И не одному Ермолаеву везет на неуместную игру корнями слов.

«…Глаза выкатились и действительно «лезли на лоб», – пишет автор о председателе облисполкома. – Аким Морев работал в кабинете невылазно»[252].

Автору то и дело случается попадать в слово или в корень слова, как в цепкий капкан, из которого он не в силах, не в состоянии выбраться.

«…Он им показался бездушным. Чувство это иногда так давило на душу, что впору бы и не ехать…»[253]. Или: «Все не тронуто? Вы это что же?» – говорит врач мужу своей пациентки о лекарствах. И через несколько строк задумывается: «Не тронулся ли?»[254]

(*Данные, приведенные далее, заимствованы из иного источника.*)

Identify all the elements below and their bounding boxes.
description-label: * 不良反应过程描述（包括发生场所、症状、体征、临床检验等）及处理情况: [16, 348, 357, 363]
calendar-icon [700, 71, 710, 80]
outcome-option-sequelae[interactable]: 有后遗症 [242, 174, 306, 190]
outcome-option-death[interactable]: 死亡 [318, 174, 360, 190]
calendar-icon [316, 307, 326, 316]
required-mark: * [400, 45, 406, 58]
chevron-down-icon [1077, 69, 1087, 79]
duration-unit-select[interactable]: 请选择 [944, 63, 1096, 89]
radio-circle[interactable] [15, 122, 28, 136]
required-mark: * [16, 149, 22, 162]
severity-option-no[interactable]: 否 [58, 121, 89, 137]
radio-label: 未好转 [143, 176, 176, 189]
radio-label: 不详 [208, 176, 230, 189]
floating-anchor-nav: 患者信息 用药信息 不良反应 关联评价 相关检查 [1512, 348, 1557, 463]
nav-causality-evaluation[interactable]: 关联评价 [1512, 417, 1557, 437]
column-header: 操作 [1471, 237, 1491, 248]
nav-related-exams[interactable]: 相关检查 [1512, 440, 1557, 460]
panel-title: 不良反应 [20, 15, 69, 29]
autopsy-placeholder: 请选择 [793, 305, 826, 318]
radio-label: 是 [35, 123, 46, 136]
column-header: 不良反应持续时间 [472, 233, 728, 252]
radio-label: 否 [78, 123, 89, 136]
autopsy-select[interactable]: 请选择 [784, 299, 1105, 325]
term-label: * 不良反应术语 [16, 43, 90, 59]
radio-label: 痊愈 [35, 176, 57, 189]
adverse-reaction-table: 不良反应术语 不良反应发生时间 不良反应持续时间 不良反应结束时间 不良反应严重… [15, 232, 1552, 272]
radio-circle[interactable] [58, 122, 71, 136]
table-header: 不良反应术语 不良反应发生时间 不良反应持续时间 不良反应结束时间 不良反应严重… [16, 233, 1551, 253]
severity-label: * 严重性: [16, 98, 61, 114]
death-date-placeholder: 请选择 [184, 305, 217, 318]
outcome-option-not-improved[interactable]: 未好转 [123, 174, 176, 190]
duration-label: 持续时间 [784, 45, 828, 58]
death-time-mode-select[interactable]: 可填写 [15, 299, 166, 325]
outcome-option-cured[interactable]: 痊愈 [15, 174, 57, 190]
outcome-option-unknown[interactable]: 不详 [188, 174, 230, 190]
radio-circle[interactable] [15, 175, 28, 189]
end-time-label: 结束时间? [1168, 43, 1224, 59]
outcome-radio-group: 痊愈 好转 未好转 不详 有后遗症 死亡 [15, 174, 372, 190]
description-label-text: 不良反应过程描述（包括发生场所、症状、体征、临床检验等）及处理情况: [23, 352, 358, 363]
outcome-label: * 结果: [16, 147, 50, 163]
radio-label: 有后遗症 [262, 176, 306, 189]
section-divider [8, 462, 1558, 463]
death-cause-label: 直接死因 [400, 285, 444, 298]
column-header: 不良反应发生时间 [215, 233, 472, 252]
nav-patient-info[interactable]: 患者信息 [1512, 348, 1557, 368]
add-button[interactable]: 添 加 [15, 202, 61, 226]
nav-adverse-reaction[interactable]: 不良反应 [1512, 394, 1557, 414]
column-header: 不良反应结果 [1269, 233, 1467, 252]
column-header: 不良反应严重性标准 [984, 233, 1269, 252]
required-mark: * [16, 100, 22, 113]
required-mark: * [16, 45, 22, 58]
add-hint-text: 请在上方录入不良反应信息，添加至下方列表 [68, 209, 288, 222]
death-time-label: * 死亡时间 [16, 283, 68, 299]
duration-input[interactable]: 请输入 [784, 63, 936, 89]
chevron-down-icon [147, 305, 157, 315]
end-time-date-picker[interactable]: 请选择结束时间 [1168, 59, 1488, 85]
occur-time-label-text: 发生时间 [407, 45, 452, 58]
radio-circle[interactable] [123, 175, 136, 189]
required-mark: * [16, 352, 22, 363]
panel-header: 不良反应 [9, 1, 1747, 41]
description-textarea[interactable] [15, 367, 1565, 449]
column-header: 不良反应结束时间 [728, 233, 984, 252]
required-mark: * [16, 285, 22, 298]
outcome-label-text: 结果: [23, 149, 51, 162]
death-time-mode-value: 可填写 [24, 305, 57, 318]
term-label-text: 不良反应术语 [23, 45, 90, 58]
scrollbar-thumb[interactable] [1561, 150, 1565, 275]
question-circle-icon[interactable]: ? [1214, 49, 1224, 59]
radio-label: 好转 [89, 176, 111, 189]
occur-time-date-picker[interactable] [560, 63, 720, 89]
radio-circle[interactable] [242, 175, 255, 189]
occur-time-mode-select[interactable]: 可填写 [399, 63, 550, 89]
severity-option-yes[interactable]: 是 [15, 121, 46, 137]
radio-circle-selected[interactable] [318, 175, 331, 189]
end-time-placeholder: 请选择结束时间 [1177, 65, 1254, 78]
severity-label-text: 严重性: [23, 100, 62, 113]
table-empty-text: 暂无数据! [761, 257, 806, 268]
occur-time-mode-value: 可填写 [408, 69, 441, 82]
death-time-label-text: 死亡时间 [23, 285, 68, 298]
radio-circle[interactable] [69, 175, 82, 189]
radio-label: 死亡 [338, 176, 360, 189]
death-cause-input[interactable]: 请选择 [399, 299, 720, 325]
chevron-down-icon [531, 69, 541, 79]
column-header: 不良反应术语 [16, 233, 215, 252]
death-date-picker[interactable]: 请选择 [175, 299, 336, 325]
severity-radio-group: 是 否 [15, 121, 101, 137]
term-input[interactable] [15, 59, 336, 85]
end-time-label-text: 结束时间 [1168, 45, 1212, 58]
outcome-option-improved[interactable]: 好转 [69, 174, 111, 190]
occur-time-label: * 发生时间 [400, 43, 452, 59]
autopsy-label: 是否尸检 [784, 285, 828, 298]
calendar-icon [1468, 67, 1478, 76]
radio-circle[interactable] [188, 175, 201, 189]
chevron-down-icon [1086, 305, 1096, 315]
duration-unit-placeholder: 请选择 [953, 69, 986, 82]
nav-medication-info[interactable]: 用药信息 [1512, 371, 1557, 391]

Тут бы редактору и избавить текст от неизбежного комического эффекта. Но редакторский карандаш оробел.

Пользуясь этой робостью, автор пишет: «…Разводим "цыплят" там, где не положено, – обобщая, подумал Аким Морев и заговорил о положении со снабжением…»[255]. «– Где и когда вы разум потеряли? – все так же задыхаясь, не снижая голоса, снова прокричал Аким Морев». И через полторы строки: «– Вы унижаете мое достоинство»[256].

Все эти мелочи прошли мимо внимания редактора, хотя, в отличие от тех повторений, необходимых и естественных, о которых шла речь выше, это и есть те повторы-ляпсусы, которые засоряют текст. Не заметил редактор недостатков и более существенных – например, грубости, а ведь обычно редакторы ее преследуют строго. Впрочем, грубость тут не словесная, а иная, гораздо более оскорбительная: грубость души… Не с унижением ли человеческого достоинства надлежит бороться – в литературе, как в жизни? Эта опасность посерьезнее, чем слово «дурак».

«Балабол! Зачем отогнал?»[257] – думает секретарь обкома, обращаясь к себе самому, думает не о корове, не об овце, а о любимой женщине – о своей размолвке с ней. Это «Зачем отогнал?» в устах интеллигентного человека удивительно. Однако в романе еще и не то случается и говорится.

Вот Мария Кондратьевна, пожилая женщина-врач, ухаживает за тяжелобольной, Анной Арбузиной: протирает ей кожу спиртом. «Красивая в своей беременности Анна»[258] сейчас в жару, без сознания: у нее малярия. Марии Кондратьевне помогает сестра больной, Елена. Беседуют ли они потихоньку о болезни Анны? Так, мельком. Главная тема их разговора другая. Сняв с больной одеяло, чтобы освежить ее кожу спиртом, они рассматривают Анну, как мужчины, и завидуют ей, как женщины – забывая о том, что если они люди, то для любования плотью им следовало выбрать какую-нибудь другую минуту.

«Елена всегда видела в Анне родное, близкое: сама походила на сестру. Но сейчас она смотрела на нее, ловя себя на хорошей зависти»[259].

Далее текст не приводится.